Da un lato Testaccio, quartiere di movida e bei locali; dall’altro il Rough Bar, club fatto apposta per le tendenze di chi vive Roma senza farsi mancare nulla. E nel mezzo loro: gli studenti delle facoltà romane di Architettura - Quaroni, Roma Tre, Valle Giulia - spinti al party dedicato alla "Luce"...
Giovedì 15 dicembre il primo degli appuntamenti fusion con l’ambiente friendly&chic ideato da Alessio Leotta e Maurizio Buttarelli, entrambi studenti a Valle Giulia. In consolle Dj Jean Jack a ritmo a base di Deep, Techno Detroit, Soulful, Classic.
'ArchiNight' e la "Luce", tema interessante. “È la luce che dà la sensazione di spazio. Lo spazio è annullato dall’oscurità. Luce e spazio sono inscindibili. Se si elimina la luce il contenuto emotivo dello spazio scompare e diventa impossibile coglierlo. Nell’oscurità non esiste alcuna differenza fra la valutazione emozionale del vuoto e quello di un interno ben articolato”.
Com’è nata questa idea di dedicarsi a serate così? “Sulla base di quello che io - racconta Alessio - avevo già fatto due anni fa, in giugno e in ottobre, nei pressi di Castel S. Angelo… In quella circostanza conobbi Maurizio e da lì decidemmo insieme di fare un evento insieme. Partimmo con ‘Maison demodè’, rivolta alla mia facoltà, poi di successo in successo abbiamo deciso di allargare il discorso anche alle altre due”.

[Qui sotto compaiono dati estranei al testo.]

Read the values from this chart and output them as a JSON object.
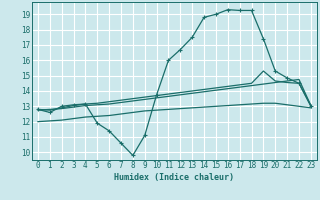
{
  "background_color": "#cce8ec",
  "grid_color": "#ffffff",
  "line_color": "#1a6e6a",
  "xlabel": "Humidex (Indice chaleur)",
  "xlim": [
    -0.5,
    23.5
  ],
  "ylim": [
    9.5,
    19.8
  ],
  "yticks": [
    10,
    11,
    12,
    13,
    14,
    15,
    16,
    17,
    18,
    19
  ],
  "xticks": [
    0,
    1,
    2,
    3,
    4,
    5,
    6,
    7,
    8,
    9,
    10,
    11,
    12,
    13,
    14,
    15,
    16,
    17,
    18,
    19,
    20,
    21,
    22,
    23
  ],
  "curve1_x": [
    0,
    1,
    2,
    3,
    4,
    5,
    6,
    7,
    8,
    9,
    10,
    11,
    12,
    13,
    14,
    15,
    16,
    17,
    18,
    19,
    20,
    21,
    22,
    23
  ],
  "curve1_y": [
    12.8,
    12.6,
    13.0,
    13.1,
    13.15,
    11.9,
    11.4,
    10.6,
    9.8,
    11.1,
    13.75,
    16.0,
    16.7,
    17.5,
    18.8,
    19.0,
    19.3,
    19.25,
    19.25,
    17.4,
    15.3,
    14.85,
    14.5,
    13.0
  ],
  "curve2_x": [
    0,
    1,
    2,
    3,
    4,
    5,
    6,
    7,
    8,
    9,
    10,
    11,
    12,
    13,
    14,
    15,
    16,
    17,
    18,
    19,
    20,
    21,
    22,
    23
  ],
  "curve2_y": [
    12.8,
    12.75,
    12.9,
    13.05,
    13.15,
    13.2,
    13.3,
    13.4,
    13.5,
    13.6,
    13.7,
    13.8,
    13.9,
    14.0,
    14.1,
    14.2,
    14.3,
    14.4,
    14.5,
    15.3,
    14.65,
    14.55,
    14.5,
    13.05
  ],
  "curve3_x": [
    0,
    1,
    2,
    3,
    4,
    5,
    6,
    7,
    8,
    9,
    10,
    11,
    12,
    13,
    14,
    15,
    16,
    17,
    18,
    19,
    20,
    21,
    22,
    23
  ],
  "curve3_y": [
    12.75,
    12.8,
    12.85,
    12.95,
    13.05,
    13.1,
    13.15,
    13.25,
    13.35,
    13.45,
    13.55,
    13.65,
    13.75,
    13.85,
    13.95,
    14.05,
    14.15,
    14.25,
    14.35,
    14.45,
    14.55,
    14.65,
    14.75,
    13.05
  ],
  "curve4_x": [
    0,
    1,
    2,
    3,
    4,
    5,
    6,
    7,
    8,
    9,
    10,
    11,
    12,
    13,
    14,
    15,
    16,
    17,
    18,
    19,
    20,
    21,
    22,
    23
  ],
  "curve4_y": [
    12.0,
    12.05,
    12.1,
    12.2,
    12.3,
    12.35,
    12.4,
    12.5,
    12.6,
    12.7,
    12.75,
    12.8,
    12.85,
    12.9,
    12.95,
    13.0,
    13.05,
    13.1,
    13.15,
    13.2,
    13.2,
    13.1,
    13.0,
    12.9
  ]
}
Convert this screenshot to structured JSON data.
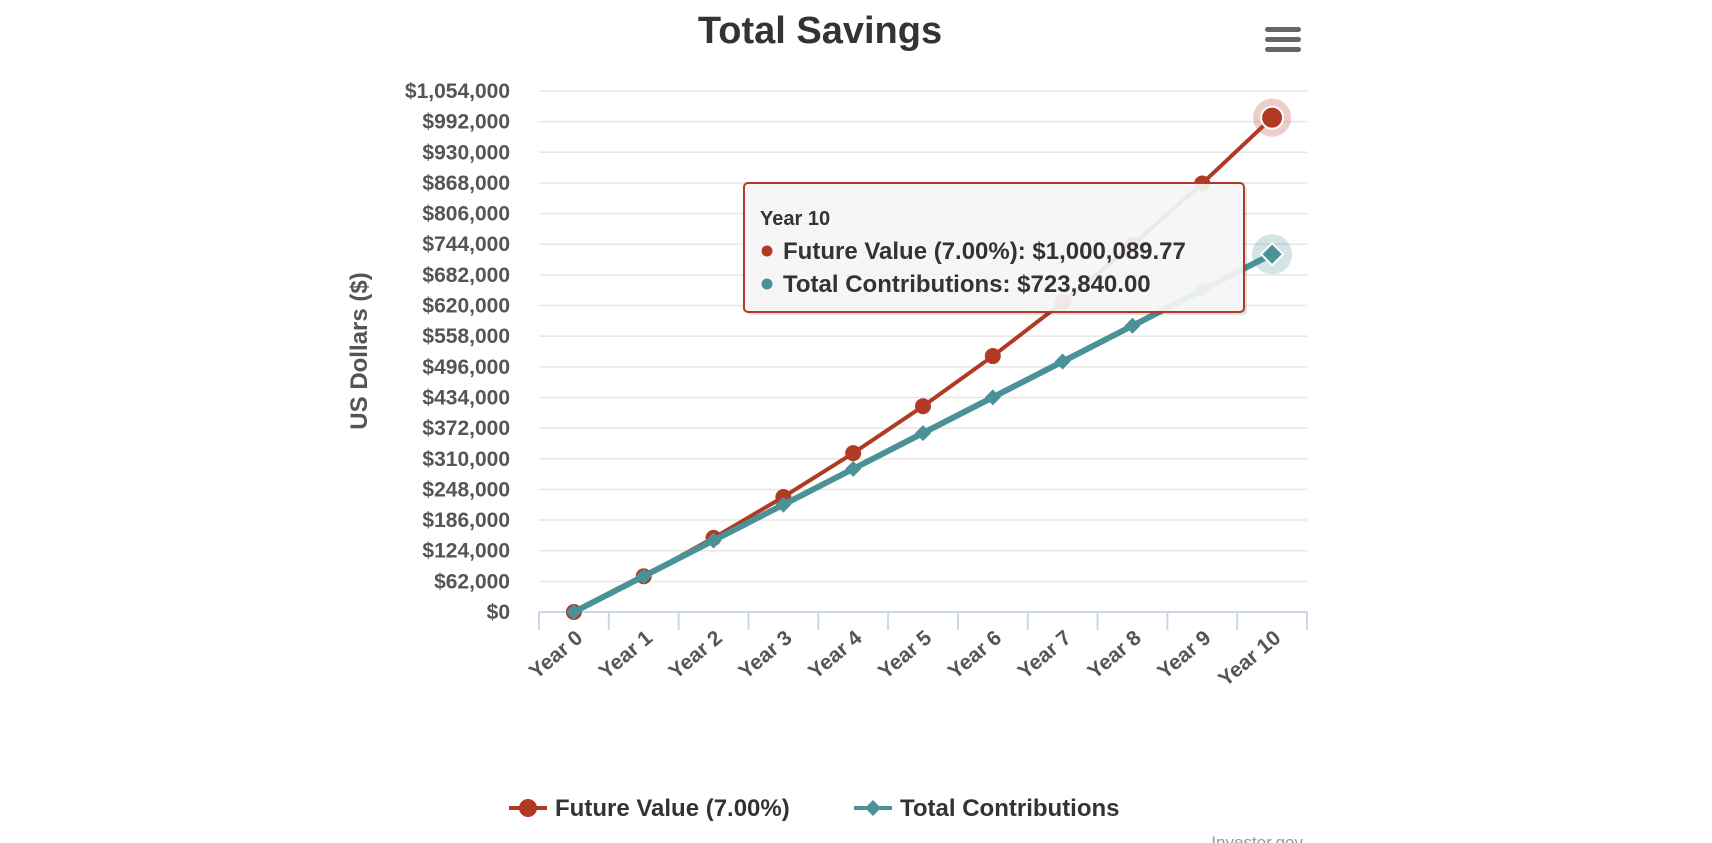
{
  "chart_data": {
    "type": "line",
    "title": "Total Savings",
    "ylabel": "US Dollars ($)",
    "xlabel": "",
    "categories": [
      "Year 0",
      "Year 1",
      "Year 2",
      "Year 3",
      "Year 4",
      "Year 5",
      "Year 6",
      "Year 7",
      "Year 8",
      "Year 9",
      "Year 10"
    ],
    "ylim": [
      0,
      1054000
    ],
    "yticks": [
      0,
      62000,
      124000,
      186000,
      248000,
      310000,
      372000,
      434000,
      496000,
      558000,
      620000,
      682000,
      744000,
      806000,
      868000,
      930000,
      992000,
      1054000
    ],
    "ytick_labels": [
      "$0",
      "$62,000",
      "$124,000",
      "$186,000",
      "$248,000",
      "$310,000",
      "$372,000",
      "$434,000",
      "$496,000",
      "$558,000",
      "$620,000",
      "$682,000",
      "$744,000",
      "$806,000",
      "$868,000",
      "$930,000",
      "$992,000",
      "$1,054,000"
    ],
    "grid": true,
    "legend_position": "bottom-center",
    "series": [
      {
        "name": "Future Value (7.00%)",
        "color": "#b03a24",
        "marker": "circle",
        "values": [
          0,
          72384,
          149835,
          232707,
          321378,
          416253,
          517770,
          626395,
          742623,
          866987,
          1000089.77
        ]
      },
      {
        "name": "Total Contributions",
        "color": "#4a9297",
        "marker": "diamond",
        "values": [
          0,
          72384,
          144768,
          217152,
          289536,
          361920,
          434304,
          506688,
          579072,
          651456,
          723840
        ]
      }
    ],
    "tooltip": {
      "category": "Year 10",
      "rows": [
        {
          "label": "Future Value (7.00%):",
          "value": "$1,000,089.77",
          "color": "#b03a24"
        },
        {
          "label": "Total Contributions:",
          "value": "$723,840.00",
          "color": "#4a9297"
        }
      ]
    },
    "credit": "Investor.gov"
  },
  "menu": {
    "icon": "hamburger-menu-icon"
  }
}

Solo passione, la vostra, o anche un lavoro? “Diciamo che contemperiamo entrambe le esigenze. Certo, quando inizi a stare nel giro e a organizzare eventi, il salto di qualità è inevitabile. E noi ci siamo decisi a fare qualcosa di più: abbiamo trovato una terza socia, Francesca Gregori, con cui abbiamo aperto una società. Si chiama ‘BuGrè’, specializzata in comunicazione ed eventi”.
Nella luce del buio, mi verrebbe da dire… Avete dato spazio anche alla mostra fotografica su New York di Francesco Di Biase. “Un tocco in più. ‘NYC Life’, una sere di pannelli in bianco e nero, ritratti della Grande Mela. Si tratta di scatti fotografici di quest’anno. Da Central Station al Ponte di Brooklyn, un interno della metropolitana… Abbiamo voluto lui perché ci piaceva dare un’immagine diversa della città… Volevamo che emergesse il rapporto odio-amore che ogni città reca con sé e che pure New York conosce. Basterebbe guardare il pannello che ritrae un homeless…”.
Vi siete inventati anche una gara a premi. “Sì: al primo classificato andranno 100 euro in buoni plotter; al secondo una T-shirt ‘Maison Demodè’ e il terzo si accontenterà di… 5 drink!”.
Alessio, un’ultima domanda di tono serio. Tu sarai un architetto: ma come vivrai il tuo lavoro? Quanto estro metterai? Io da sempre penso che essere architetti sia speciale… “Che il nostro sia un mondo variopinto non c’è dubbio… La stessa facoltà di architettura non è come le altre: si vive ogni ora e ogni giorno dentro il sistema; più che studiare a casa, il rapporto con lo studio si sviluppa in ateneo, nei laboratori, con i colleghi, l’università si vive giorno per giorno e diventa un’altra famiglia. Il problema è che siamo in Italia: da noi non si costruisce più! Chi lavora oggi lo fa’ interessandosi di ristrutturazioni o di villette a schiera. E’ doloroso dirlo: in Italia è difficile rimanere se si vuol vivere di architettura. No resta che l’estero!”.